Adventures in the public sector part II

Today, there was one particular caller that struck my heart strings today. I picked up a call and on the other end was an old foreign lady who couldn’t really speak English too well and from what I understood she was just asking for clarification about her benefits.

So I go through the usual questions and I get down to the investigating. I ask if I could place her on hold so I can do some further investigation, to which she replied yes.

So this whole time I’m looking at whats causing a drop in her benefits and I see the issue.

Anyway I switch over and begin to tell her whats going on, that her benefits have not decreased that an erroneous letter seems to have been printed letting her know he benefits decreased.

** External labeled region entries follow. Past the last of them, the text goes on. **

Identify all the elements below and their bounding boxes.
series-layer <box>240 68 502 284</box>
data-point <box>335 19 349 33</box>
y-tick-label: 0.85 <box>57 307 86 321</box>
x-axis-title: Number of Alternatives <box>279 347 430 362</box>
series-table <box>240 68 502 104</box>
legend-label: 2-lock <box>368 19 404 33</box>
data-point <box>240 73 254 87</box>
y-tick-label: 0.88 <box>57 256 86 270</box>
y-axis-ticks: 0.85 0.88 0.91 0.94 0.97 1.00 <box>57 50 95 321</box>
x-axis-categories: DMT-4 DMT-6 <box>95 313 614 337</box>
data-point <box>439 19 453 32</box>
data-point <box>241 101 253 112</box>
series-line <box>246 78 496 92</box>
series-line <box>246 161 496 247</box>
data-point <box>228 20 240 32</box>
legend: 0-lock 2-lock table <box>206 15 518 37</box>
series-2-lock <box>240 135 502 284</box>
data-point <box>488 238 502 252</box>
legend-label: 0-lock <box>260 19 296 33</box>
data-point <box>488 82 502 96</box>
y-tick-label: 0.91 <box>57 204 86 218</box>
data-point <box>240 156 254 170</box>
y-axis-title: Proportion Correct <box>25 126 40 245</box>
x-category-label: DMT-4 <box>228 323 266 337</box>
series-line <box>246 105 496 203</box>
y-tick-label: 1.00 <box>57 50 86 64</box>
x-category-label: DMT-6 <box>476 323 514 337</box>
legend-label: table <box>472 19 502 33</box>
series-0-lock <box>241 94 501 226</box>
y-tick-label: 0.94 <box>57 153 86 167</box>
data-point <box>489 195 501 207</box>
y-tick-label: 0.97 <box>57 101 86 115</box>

She begins to ask question after question, to which I politely answer and at the end, she begins to thank me profusely for being so patient and kind to her because whenever she calls us, she is made to feel like she doesn’t know anything just because she doesn’t speak English well and asks a lot of questions. And she is literally just thanking me back and forth, stating I am a good person and thank you for being patient with her. I of course accept the thanks graciously and wish her a good rest of her day.

What really got to me, or some parts of the conversation that got to me, was that she told me that when she calls, she is made to feel like shes dumb or difficult just because she doesn’t speak English real well. She had explained to me that she understands, just to please speak slower and everything will be fine. Throughout the conversation I am just treating her with respect and being patient because I understand what its like to have a million questions and have the other person get impatient with me (most of it stemming from my parents when I was a child, asking the same question because I didn’t understand the answer etc) and because I think, what if she could be my mom, or my aunt, or my girlfriends mom etc. Like, how would they feel if some stranger was ‘too busy’ to answer all their questions or gets ‘impatient’ just because they don’t understand English so well.

Another thing that got to me was, she kept saying I am a good and kind person. For a split second I said to myself ‘no I’m not’, and, maybe a part of that is true. I thought about, what is it about me that lead this stranger to say I am a good kind person. To me, I know that I was just doing my job and just being myself, who, in all honesty, just treats people the way I would want to be treated. But what amazes me is that something that should be the norm in society isn’t. Like, it should be the normal thing to be nice and to be patient and to understand; maybe to this woman she has been marginalized for a long time because she doesn’t speak English well.

I’m not going to lie, there are some days where I do judge books by their cover and I brace myself for a difficult call or a couple minutes of me repeating myself. But when I actually do get into the ‘meat’ of the call, I instantly realize that it was wrong of me to judge that book by its cover and the call turns out to be the nicest call I could have taken that day.

I’d like to think I am a good person, but I don’t know, for the split second when that stranger told me I am a good and kind person, because of how I was treating her, just got to me; for that split second I thought that no, I’m not a good person I am just doing my job. But after that split second of negativity, I felt this sense of overwhelming warmth and joy that a stranger could actually tell that I am a genuine person over the phone and to already make an educated guess as to what kind of person I am.

I hope that I am helping make these strangers lives a little brighter by showing a little more compassion, kindness and understanding when maybe they get the opposite on a daily basis. That maybe, for that one brief 20min phone call, they were made to feel like they mattered, because isn’t that what most of us want in life? To feel wanted? To feel like we matter to someone?

Wherever this lady is, I hope that she and everyone else that I have been able to touch receives blessings upon blessings; not everyone out there is mean and unkind.